After a few months of traveling Europe, I gave up trying to get a standard definition for this bitching word. I had the gist though. Gezellig, essentially means happiness of a comfortable sort, perhaps even of the most comfortable sort.

Comfort is kind of a diffuclt concept to apply universally. Some of our grandparents were comfortable so long as they had a roof and a fire. Some of my friends' children can't get comfortable without a television on. Maybe that's why gezellig is so difficult to translate; maybe the Dutch don't even know exactly what it means. Maybe they each have their own personal definition of gezellig.

Yeah, that's the ticket. There is no universal gezellig. Perhaps we all have our own. Looking to the movies (where most of my education comes from), we learn that Jeff Spicoli felt gezellig as long as he had some tasty waves and a nice buzz.
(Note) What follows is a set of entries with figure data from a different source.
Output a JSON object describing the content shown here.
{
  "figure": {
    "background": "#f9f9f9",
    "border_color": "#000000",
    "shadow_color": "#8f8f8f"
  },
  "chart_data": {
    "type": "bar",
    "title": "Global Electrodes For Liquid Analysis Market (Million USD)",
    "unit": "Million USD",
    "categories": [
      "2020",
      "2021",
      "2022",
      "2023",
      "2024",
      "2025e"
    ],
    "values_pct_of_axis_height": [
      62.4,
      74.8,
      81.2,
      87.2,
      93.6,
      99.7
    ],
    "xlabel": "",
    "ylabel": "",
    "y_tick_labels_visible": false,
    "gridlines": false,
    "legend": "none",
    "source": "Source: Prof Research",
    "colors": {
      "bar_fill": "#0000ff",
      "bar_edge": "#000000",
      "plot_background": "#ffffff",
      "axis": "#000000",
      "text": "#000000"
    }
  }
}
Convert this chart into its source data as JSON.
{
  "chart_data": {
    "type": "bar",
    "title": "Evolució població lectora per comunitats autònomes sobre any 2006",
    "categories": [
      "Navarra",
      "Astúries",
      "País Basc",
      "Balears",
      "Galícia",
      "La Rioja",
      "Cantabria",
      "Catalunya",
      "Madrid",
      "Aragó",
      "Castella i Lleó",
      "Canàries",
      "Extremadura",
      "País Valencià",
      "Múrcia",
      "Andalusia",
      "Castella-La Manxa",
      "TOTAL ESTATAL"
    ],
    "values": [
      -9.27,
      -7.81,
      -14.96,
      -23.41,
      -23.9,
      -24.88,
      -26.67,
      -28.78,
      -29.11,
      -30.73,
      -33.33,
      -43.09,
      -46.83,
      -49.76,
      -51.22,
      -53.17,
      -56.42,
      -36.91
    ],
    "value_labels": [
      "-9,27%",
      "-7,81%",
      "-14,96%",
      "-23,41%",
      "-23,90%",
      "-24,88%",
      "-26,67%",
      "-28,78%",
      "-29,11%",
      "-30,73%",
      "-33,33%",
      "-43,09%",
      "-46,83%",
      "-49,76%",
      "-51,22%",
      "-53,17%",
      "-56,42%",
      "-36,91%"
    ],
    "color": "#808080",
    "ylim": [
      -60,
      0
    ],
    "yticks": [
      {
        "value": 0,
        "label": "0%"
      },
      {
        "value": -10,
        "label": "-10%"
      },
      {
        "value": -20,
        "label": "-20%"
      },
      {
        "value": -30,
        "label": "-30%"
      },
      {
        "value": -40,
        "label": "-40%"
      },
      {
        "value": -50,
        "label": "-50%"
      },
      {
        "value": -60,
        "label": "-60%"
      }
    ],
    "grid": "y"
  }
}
Television teaches us that Norm and Cliff couldn't really feel gezellig outside of Cheers. Lovers feel gezellig in each other's arms. Drunks feel gezellig at the bottom of a bottle. Pedophiles feel gezellig in primary schools; preachers feel gezellig in the pulpit. One person's gezellig could easily be another person's crawling skin. Gezellig then, is more than a word, it is a state of mind.

And maybe by figuring out what makes us feel gezellig, we can get to the heart and soul of what makes us happy. Maybe if we figure out our own gezellig, we can figure out our sources of happiness and find our own inner peace, and thus our source of comfort and goodwill; perhaps we can even figure out who stole my skateboard when I was eight but maybe I'm getting my hopes up there.
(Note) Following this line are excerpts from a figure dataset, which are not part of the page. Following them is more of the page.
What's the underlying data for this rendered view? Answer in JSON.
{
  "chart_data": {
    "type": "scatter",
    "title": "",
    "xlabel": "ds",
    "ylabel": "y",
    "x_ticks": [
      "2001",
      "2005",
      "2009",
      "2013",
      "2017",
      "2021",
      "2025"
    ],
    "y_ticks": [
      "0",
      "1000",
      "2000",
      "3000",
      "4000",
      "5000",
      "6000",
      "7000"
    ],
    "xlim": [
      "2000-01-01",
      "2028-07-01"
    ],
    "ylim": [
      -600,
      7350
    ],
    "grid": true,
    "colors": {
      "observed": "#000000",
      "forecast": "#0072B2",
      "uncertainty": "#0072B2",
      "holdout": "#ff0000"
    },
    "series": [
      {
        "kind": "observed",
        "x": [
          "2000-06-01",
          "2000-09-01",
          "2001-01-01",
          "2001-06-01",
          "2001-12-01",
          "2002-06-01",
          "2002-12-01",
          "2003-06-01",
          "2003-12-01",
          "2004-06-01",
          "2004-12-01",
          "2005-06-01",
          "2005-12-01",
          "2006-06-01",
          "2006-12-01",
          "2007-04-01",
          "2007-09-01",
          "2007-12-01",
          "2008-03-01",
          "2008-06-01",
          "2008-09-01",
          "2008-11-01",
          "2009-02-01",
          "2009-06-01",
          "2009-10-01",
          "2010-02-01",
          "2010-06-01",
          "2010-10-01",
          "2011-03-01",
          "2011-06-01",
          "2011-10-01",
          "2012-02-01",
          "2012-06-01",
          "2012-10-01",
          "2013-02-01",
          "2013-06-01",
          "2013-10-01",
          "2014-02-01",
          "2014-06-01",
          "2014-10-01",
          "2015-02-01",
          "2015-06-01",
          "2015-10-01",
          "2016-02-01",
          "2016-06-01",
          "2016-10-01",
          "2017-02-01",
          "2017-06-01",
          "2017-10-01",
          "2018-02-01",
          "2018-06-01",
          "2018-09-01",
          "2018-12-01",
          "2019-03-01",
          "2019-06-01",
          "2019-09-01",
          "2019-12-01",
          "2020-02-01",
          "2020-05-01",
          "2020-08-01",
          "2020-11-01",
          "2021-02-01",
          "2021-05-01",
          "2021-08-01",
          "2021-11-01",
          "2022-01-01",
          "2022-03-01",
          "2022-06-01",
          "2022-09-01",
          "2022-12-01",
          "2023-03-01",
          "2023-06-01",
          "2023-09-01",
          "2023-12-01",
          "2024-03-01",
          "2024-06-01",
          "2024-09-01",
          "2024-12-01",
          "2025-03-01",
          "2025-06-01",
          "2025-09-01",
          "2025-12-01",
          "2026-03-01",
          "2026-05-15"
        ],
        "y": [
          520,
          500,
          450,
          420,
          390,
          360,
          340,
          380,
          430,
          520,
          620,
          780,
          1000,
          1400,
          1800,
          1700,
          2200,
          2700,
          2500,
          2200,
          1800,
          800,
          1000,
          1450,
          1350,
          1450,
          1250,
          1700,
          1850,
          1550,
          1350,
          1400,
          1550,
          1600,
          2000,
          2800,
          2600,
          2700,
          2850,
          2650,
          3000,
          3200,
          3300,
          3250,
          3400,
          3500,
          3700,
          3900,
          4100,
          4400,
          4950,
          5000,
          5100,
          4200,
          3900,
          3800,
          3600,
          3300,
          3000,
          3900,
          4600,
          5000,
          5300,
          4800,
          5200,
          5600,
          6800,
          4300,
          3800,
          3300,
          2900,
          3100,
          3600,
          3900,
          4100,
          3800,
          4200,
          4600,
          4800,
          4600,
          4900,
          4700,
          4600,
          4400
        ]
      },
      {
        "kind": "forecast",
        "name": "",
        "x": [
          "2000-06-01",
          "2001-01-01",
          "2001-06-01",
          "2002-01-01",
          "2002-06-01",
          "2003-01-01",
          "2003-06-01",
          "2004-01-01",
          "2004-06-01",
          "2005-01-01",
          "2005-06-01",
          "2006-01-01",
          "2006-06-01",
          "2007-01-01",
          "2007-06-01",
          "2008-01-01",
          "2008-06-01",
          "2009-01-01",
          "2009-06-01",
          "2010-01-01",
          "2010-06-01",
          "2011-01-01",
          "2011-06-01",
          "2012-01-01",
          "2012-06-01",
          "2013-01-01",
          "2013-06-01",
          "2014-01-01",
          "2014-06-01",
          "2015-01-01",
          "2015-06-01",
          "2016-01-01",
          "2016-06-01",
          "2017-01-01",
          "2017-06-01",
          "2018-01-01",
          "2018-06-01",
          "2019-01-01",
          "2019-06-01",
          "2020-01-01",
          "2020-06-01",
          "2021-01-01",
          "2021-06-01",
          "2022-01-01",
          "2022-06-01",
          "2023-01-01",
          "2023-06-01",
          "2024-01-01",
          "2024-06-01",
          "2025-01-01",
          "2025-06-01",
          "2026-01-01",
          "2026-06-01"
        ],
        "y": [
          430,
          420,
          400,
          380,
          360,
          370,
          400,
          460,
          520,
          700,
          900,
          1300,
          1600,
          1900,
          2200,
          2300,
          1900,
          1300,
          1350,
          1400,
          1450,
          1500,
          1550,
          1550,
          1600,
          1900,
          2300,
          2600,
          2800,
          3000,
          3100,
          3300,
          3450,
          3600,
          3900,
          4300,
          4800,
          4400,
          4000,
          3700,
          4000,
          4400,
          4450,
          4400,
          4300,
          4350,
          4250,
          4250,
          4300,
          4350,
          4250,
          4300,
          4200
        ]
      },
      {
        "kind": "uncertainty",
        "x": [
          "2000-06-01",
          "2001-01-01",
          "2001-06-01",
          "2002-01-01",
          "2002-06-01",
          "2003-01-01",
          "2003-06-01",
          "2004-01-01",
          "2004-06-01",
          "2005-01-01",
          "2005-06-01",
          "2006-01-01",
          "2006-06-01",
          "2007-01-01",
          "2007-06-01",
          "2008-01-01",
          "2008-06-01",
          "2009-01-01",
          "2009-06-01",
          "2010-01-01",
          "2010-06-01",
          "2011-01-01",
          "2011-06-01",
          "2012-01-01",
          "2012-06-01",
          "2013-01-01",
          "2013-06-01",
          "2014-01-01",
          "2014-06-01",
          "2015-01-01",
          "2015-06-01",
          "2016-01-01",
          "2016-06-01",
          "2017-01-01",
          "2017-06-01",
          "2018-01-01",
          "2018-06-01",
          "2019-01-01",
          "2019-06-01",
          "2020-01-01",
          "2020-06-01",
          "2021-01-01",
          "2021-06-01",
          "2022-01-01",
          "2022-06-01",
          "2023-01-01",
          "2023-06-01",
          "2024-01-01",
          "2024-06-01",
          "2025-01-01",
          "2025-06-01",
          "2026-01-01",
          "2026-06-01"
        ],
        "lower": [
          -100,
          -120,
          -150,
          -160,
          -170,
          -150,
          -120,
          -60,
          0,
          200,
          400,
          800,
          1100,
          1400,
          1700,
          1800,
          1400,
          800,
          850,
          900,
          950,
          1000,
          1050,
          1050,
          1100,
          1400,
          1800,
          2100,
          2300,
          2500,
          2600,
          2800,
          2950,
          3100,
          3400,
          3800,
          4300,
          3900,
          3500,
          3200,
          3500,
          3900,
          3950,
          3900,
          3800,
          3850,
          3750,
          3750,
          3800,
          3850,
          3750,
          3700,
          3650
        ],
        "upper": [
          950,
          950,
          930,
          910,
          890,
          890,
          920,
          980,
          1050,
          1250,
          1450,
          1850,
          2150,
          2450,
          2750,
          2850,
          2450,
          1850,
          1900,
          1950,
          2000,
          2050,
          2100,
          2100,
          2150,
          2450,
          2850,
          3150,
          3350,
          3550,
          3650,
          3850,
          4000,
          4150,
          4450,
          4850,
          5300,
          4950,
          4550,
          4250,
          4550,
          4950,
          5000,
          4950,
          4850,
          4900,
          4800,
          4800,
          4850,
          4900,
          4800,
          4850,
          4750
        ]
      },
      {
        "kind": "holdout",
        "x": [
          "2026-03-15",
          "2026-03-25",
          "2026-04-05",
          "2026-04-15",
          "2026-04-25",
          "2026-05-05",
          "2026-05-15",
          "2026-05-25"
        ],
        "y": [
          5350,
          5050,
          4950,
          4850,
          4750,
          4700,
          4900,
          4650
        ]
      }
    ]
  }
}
I feel safe, happy, comfortable, warm, more comfortable than I could at home, and so happy that I would cry if I had to leave whenever I watch a baseball game on a beautiful day, a cold beer in one hand and a soft, grass-caressing breeze kissing my neck. I feel gezellig in the arms of a beautiful woman, on the beach watching the sunset and whenever I'm sitting around with friends, jamming the harmonica and improvising lyrics. I feel gezellig in the sun with loved ones, surrounded by tunes and smiles. I feel gezellig listening to the truth and knowing the lies. I feel gezellig when the laughter flows so thickly that I can't feel the boos. I feel gezellig when I feel free, when I'm tapping these keys and in that one moment when there is nothing more than a you and a me. I have no idea what all that says about me, but I feel good just typing that out.

And as the man says, feeling good is good enough.

May your days and nights be gezellig and may all your happiness be genuine.

Or, barring that, hopefully no one will steal your skateboard.